Published on 13 December 2016

Can a party be limited to an exclusive contractual remedy, without the right to claim damages for breach of contract?

The facts

Under a long-term gas sales agreement, the Andrew Field owners, including BP (the Sellers) sold natural gas to Scottish Power (the Buyer). Between May 2011 and December 2014, Andrew Field was closed and as a result the Sellers did not deliver natural gas to the Buyer as required by the contract. The Buyer sought to claim substantial damages in respect of its alleged losses. The Sellers argued that the Buyer’s remedy was limited to the contractual remedy of "Default Gas", which involved the supply of undelivered gas at a discounted price once Andrew Field had re-opened.

The clause stated: "…in full satisfaction and discharge of all rights, remedies and claims howsoever arising whether in contract or in tort or otherwise in law on the part of [the Buyer] against [the Sellers] in respect of under-deliveries by [the Sellers] under this Agreement".

The High Court had decided in the Sellers’ favour that the remedy of Default Gas was the exclusive remedy in respect of the Buyer’s claim and it was not entitled to claim damages for any under-deliveries as well. The Buyer appealed.

The decision

The Court of Appeal dismissed the appeal. The Buyer had argued that the general presumption that parties do not intend to limit their rights under common law meant that clear words were required to exclude those rights, and the clause was unclear as to whether it extended to damages claims (or only applied to the under-deliveries themselves).

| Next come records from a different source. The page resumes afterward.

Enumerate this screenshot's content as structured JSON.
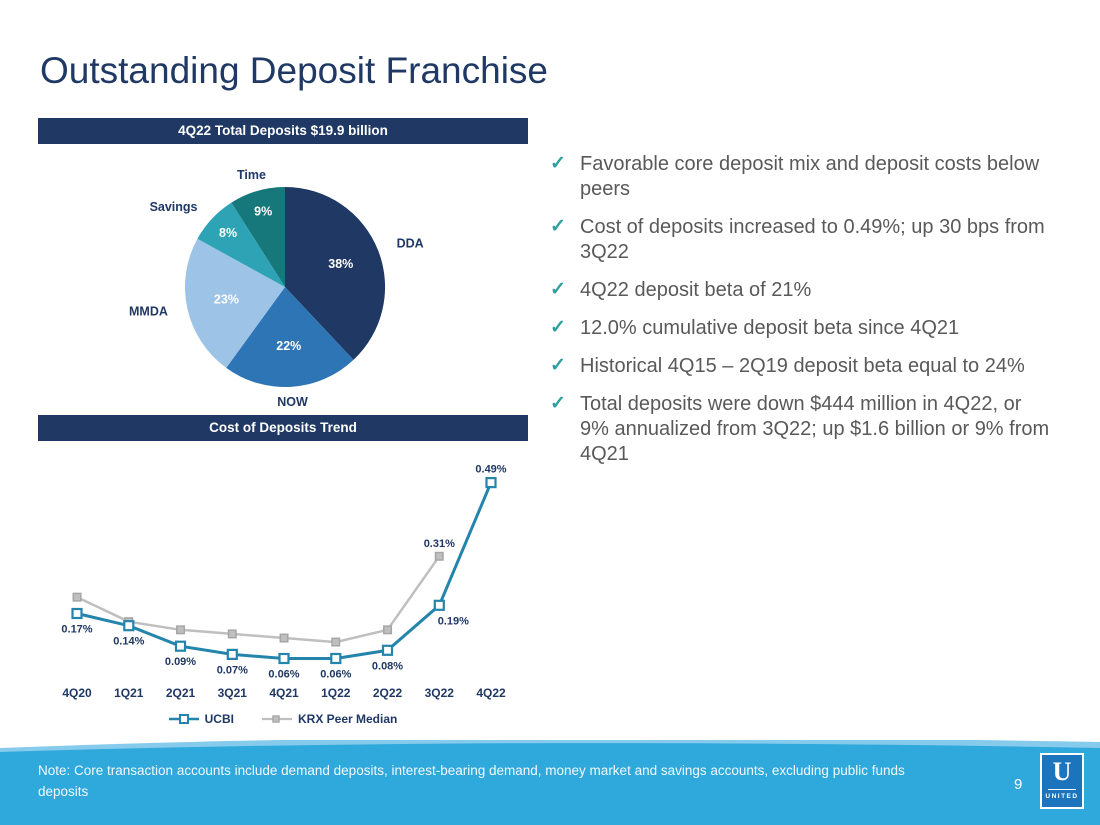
{
  "slide": {
    "title": "Outstanding Deposit Franchise"
  },
  "bullets": [
    "Favorable core deposit mix and deposit costs below peers",
    "Cost of deposits increased to 0.49%; up 30 bps from 3Q22",
    "4Q22 deposit beta of 21%",
    "12.0% cumulative deposit beta since 4Q21",
    "Historical 4Q15 – 2Q19 deposit beta equal to 24%",
    "Total deposits were down $444 million in 4Q22, or 9% annualized from 3Q22; up $1.6 billion or 9% from 4Q21"
  ],
  "chart_data": [
    {
      "type": "pie",
      "title": "4Q22 Total Deposits $19.9 billion",
      "slices": [
        {
          "label": "DDA",
          "value": 38,
          "pct_label": "38%",
          "color": "#1F3864"
        },
        {
          "label": "NOW",
          "value": 22,
          "pct_label": "22%",
          "color": "#2E75B6"
        },
        {
          "label": "MMDA",
          "value": 23,
          "pct_label": "23%",
          "color": "#9DC3E6"
        },
        {
          "label": "Savings",
          "value": 8,
          "pct_label": "8%",
          "color": "#2EA3B5"
        },
        {
          "label": "Time",
          "value": 9,
          "pct_label": "9%",
          "color": "#16787B"
        }
      ],
      "pct_text_color": "#FFFFFF",
      "label_color": "#1F3864"
    },
    {
      "type": "line",
      "title": "Cost of Deposits Trend",
      "categories": [
        "4Q20",
        "1Q21",
        "2Q21",
        "3Q21",
        "4Q21",
        "1Q22",
        "2Q22",
        "3Q22",
        "4Q22"
      ],
      "series": [
        {
          "name": "UCBI",
          "color": "#2384AC",
          "marker_fill": "#FFFFFF",
          "values": [
            0.17,
            0.14,
            0.09,
            0.07,
            0.06,
            0.06,
            0.08,
            0.19,
            0.49
          ],
          "labels": [
            "0.17%",
            "0.14%",
            "0.09%",
            "0.07%",
            "0.06%",
            "0.06%",
            "0.08%",
            "0.19%",
            "0.49%"
          ]
        },
        {
          "name": "KRX Peer Median",
          "color": "#BFBFBF",
          "marker_fill": "#BFBFBF",
          "values": [
            0.21,
            0.15,
            0.13,
            0.12,
            0.11,
            0.1,
            0.13,
            0.31,
            null
          ],
          "labels": [
            null,
            null,
            null,
            null,
            null,
            null,
            null,
            "0.31%",
            null
          ]
        }
      ],
      "ylim": [
        0,
        0.55
      ],
      "grid": false,
      "legend_position": "bottom"
    }
  ],
  "footer": {
    "note": "Note: Core transaction accounts include demand deposits, interest-bearing demand, money market and savings accounts, excluding public funds deposits",
    "page_number": "9",
    "logo": {
      "letter": "U",
      "name": "UNITED"
    }
  },
  "colors": {
    "navy": "#1F3864",
    "check_teal": "#2D9FA0",
    "text_gray": "#595959",
    "wave_blue": "#2FA8DB",
    "wave_light": "#87CBEC"
  }
}
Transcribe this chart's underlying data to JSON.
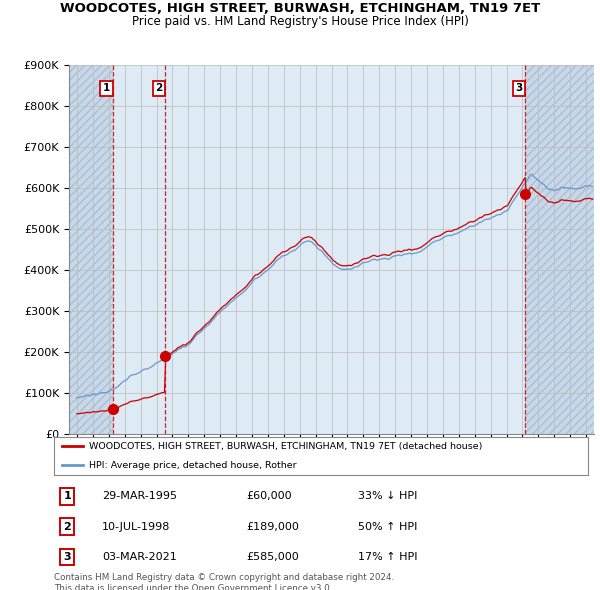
{
  "title": "WOODCOTES, HIGH STREET, BURWASH, ETCHINGHAM, TN19 7ET",
  "subtitle": "Price paid vs. HM Land Registry's House Price Index (HPI)",
  "hpi_label": "HPI: Average price, detached house, Rother",
  "price_label": "WOODCOTES, HIGH STREET, BURWASH, ETCHINGHAM, TN19 7ET (detached house)",
  "sale_annotations": [
    {
      "num": "1",
      "date_str": "29-MAR-1995",
      "price_str": "£60,000",
      "hpi_str": "33% ↓ HPI"
    },
    {
      "num": "2",
      "date_str": "10-JUL-1998",
      "price_str": "£189,000",
      "hpi_str": "50% ↑ HPI"
    },
    {
      "num": "3",
      "date_str": "03-MAR-2021",
      "price_str": "£585,000",
      "hpi_str": "17% ↑ HPI"
    }
  ],
  "sale_dates": [
    1995.24,
    1998.53,
    2021.17
  ],
  "sale_prices": [
    60000,
    189000,
    585000
  ],
  "ylim": [
    0,
    900000
  ],
  "yticks": [
    0,
    100000,
    200000,
    300000,
    400000,
    500000,
    600000,
    700000,
    800000,
    900000
  ],
  "ytick_labels": [
    "£0",
    "£100K",
    "£200K",
    "£300K",
    "£400K",
    "£500K",
    "£600K",
    "£700K",
    "£800K",
    "£900K"
  ],
  "xlim": [
    1992.5,
    2025.5
  ],
  "xticks": [
    1993,
    1994,
    1995,
    1996,
    1997,
    1998,
    1999,
    2000,
    2001,
    2002,
    2003,
    2004,
    2005,
    2006,
    2007,
    2008,
    2009,
    2010,
    2011,
    2012,
    2013,
    2014,
    2015,
    2016,
    2017,
    2018,
    2019,
    2020,
    2021,
    2022,
    2023,
    2024,
    2025
  ],
  "price_color": "#cc0000",
  "hpi_color": "#6699cc",
  "hatch_color": "#c8d8e8",
  "solid_bg_color": "#deeaf4",
  "footer_text": "Contains HM Land Registry data © Crown copyright and database right 2024.\nThis data is licensed under the Open Government Licence v3.0."
}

The Court of Appeal rejected this and upheld the Judge’s conclusion. The Court had correctly interpreted the exclusion and it was improbable that the parties had intended that where the Buyer had automatically received the contractual remedy of Default Gas, it should also be free to pursue a claim in damages.

Why is this important?

The decision confirms that, although there is a presumption that clear words are required to exclude a party’s rights and remedies at law, the Court will still apply the usual approach to interpreting the relevant clauses. The mere fact that alternative interpretations could have been reached is not sufficient to say the clause is unclear.

Any practical tips?

Always ensure that your exclusion and limitation clauses are clear, particularly when they are seeking to exclude rights or remedies that a party would typically expect to have for breach of contract (eg the right to claim damages). If it is particularly unusual (eg excluding a right to terminate for repudiatory breach), consider including an express acknowledgment.